In Northern Kenya, women have over the years been sidelined when it comes to nominating candidates to vie for the elective seats. This has largely been blamed on retrogressive cultural practices ‘that women cannot lead’.
Clan elders normally sit down and nominate candidates for various elective seats, where women are not involved in the deliberations. Nominated candidates end up winning their seats.
Speaking to KNA on phone today Gure said that women in the region have a lot to learn from the current Ijara MP Sophia Abdi.
“As women we have a lot to learn from our own sister Sophia who despite facing fierce resistance from male contestant and community elders soldiered on and finally after many years managed to win their hearts,” Gure said.
Sophia, a teacher by profession and who has been described as ‘the iron lady for Northern Kenya politics,’ has contested for the Ijara parliamentary seat 3 times before eventually securing it in 2017.
She became the first ever women to be elected in a constituency since independence.
Before that she was involved various women issues and programmes. She is credited for fighting for the rights of women through Womankind Kenya, an NGO she co-founded with Hubbie Hussein, the current member of the National lands commission.

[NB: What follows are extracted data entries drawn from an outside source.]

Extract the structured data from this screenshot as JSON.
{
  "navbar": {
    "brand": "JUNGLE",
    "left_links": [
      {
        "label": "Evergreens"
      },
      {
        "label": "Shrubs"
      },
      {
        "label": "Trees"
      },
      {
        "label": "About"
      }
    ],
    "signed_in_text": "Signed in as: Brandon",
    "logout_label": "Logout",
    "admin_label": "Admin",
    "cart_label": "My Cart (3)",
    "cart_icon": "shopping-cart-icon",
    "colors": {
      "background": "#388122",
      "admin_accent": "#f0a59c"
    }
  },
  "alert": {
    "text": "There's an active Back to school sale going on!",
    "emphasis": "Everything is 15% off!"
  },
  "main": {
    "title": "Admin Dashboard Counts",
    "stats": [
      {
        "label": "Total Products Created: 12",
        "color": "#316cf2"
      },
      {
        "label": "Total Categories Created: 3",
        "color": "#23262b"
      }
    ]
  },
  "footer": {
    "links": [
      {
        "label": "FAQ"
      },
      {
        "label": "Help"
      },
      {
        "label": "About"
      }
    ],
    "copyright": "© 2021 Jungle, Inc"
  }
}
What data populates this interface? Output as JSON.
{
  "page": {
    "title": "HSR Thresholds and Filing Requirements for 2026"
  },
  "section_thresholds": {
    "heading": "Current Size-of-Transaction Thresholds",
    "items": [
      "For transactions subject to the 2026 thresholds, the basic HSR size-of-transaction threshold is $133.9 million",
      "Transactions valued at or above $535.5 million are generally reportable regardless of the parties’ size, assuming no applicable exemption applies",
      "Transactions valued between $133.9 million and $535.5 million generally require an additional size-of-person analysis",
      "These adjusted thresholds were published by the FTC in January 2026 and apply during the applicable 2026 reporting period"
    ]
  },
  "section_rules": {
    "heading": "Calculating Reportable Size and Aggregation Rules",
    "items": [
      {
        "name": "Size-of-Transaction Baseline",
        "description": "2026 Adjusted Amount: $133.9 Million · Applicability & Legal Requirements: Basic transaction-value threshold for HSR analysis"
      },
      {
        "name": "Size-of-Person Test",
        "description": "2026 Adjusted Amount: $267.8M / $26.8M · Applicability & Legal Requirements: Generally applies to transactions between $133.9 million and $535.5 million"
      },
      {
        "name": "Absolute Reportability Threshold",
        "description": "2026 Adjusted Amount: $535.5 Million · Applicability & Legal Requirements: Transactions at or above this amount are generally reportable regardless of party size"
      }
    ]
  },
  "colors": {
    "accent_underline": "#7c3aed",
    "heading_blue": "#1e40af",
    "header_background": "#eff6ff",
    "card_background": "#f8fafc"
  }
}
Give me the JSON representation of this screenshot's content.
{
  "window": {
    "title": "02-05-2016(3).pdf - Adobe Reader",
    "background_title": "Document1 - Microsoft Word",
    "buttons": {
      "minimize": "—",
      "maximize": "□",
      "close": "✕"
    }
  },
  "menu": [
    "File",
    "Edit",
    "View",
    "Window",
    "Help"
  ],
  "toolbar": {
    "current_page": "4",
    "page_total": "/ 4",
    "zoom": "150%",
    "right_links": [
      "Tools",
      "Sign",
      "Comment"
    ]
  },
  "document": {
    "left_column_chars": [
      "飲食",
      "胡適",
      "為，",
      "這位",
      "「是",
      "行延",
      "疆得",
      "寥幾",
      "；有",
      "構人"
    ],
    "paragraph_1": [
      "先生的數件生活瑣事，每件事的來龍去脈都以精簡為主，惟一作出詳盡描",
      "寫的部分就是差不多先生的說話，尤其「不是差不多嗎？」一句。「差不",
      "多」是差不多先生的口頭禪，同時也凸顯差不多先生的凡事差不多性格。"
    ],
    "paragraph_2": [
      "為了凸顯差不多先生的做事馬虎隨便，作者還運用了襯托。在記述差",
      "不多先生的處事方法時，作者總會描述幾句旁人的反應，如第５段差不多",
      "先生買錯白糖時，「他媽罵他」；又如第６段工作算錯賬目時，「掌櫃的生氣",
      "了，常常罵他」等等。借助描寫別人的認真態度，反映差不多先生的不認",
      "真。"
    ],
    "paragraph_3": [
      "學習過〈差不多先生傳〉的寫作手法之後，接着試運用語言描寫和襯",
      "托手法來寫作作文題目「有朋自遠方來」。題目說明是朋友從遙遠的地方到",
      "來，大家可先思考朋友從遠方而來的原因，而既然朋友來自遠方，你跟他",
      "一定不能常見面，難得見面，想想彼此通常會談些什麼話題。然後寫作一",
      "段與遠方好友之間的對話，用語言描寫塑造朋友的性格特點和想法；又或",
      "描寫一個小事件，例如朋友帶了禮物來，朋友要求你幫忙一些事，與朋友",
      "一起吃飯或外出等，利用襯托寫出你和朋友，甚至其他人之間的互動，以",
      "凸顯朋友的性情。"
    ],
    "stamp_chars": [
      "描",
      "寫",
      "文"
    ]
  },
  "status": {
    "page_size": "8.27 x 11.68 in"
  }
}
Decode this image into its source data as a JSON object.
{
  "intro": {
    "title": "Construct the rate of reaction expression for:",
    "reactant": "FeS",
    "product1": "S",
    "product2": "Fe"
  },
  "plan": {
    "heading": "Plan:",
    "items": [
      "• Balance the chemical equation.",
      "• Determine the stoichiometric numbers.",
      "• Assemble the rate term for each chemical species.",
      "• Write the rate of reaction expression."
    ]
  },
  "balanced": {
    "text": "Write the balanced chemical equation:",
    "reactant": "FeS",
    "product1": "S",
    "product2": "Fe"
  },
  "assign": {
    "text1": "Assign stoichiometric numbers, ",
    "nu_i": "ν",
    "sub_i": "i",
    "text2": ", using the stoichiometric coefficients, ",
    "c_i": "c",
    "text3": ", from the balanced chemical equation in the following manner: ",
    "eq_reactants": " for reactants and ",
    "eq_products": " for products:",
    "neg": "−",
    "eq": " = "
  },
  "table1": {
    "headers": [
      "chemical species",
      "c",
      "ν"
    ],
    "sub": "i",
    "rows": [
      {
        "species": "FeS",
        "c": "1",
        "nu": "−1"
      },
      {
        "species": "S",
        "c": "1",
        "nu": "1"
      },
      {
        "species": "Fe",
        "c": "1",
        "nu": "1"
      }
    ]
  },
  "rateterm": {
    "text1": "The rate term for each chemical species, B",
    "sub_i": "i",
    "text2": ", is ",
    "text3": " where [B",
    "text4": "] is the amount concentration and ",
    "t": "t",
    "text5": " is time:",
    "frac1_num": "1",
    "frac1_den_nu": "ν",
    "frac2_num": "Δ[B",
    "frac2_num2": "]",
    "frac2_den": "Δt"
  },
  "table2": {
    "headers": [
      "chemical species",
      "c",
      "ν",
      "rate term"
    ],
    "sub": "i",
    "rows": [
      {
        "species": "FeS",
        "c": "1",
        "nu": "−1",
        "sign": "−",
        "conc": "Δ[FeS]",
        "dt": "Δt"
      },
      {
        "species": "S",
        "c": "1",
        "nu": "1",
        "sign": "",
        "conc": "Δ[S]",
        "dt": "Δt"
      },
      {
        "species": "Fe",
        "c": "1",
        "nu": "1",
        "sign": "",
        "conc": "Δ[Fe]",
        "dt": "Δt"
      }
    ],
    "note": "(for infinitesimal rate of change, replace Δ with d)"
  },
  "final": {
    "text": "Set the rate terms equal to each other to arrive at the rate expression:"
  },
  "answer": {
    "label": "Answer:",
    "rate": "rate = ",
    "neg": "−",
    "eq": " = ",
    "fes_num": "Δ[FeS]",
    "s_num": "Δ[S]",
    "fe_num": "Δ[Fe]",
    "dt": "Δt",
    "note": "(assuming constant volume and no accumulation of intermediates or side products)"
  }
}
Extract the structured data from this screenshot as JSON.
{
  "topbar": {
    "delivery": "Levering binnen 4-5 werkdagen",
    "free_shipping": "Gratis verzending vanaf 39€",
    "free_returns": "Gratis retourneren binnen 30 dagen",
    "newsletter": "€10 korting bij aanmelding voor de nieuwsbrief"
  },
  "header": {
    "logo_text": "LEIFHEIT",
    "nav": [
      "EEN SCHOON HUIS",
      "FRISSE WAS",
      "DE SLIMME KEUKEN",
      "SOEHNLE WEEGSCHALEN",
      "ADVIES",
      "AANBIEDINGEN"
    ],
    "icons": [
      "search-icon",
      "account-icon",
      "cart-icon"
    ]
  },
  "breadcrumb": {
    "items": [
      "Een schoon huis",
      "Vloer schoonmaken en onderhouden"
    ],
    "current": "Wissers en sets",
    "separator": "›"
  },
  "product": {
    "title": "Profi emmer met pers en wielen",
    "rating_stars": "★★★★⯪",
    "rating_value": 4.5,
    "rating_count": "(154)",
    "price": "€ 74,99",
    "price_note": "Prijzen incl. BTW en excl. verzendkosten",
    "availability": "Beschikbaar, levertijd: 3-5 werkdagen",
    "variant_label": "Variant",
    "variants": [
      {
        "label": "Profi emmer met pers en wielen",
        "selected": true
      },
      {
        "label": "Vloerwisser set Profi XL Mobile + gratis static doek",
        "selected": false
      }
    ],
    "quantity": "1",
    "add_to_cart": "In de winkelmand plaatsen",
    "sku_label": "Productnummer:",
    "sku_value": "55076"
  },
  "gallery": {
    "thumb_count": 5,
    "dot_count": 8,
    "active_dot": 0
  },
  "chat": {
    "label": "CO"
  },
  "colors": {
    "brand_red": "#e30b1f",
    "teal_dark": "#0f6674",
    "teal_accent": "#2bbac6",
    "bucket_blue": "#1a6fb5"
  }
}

“Gone are those days when women were viewed as incapable of leading. thanks to the new constitution that has created more leadership space for the women who have in turn proved their capabilities,” she added.
Gure who political pundits in that area say she could be eyeing the Fafi parliamentary seat said women must rally behind their own and fully support them during the elections.
The women rep, a close ally of the deputy president also faulted the ODM leader Raila Odinga saying the BBI he was busy fronting for was only meant to create seats for the elites and has nothing to offer to the common mwananchi.
“I have always maintained that any agenda by the political class should have a component of the common mwananchi. But what we are currently experiencing is a bunch of self-centered politicians busy fronting agendas that are only meant to benefit them alone,” she said.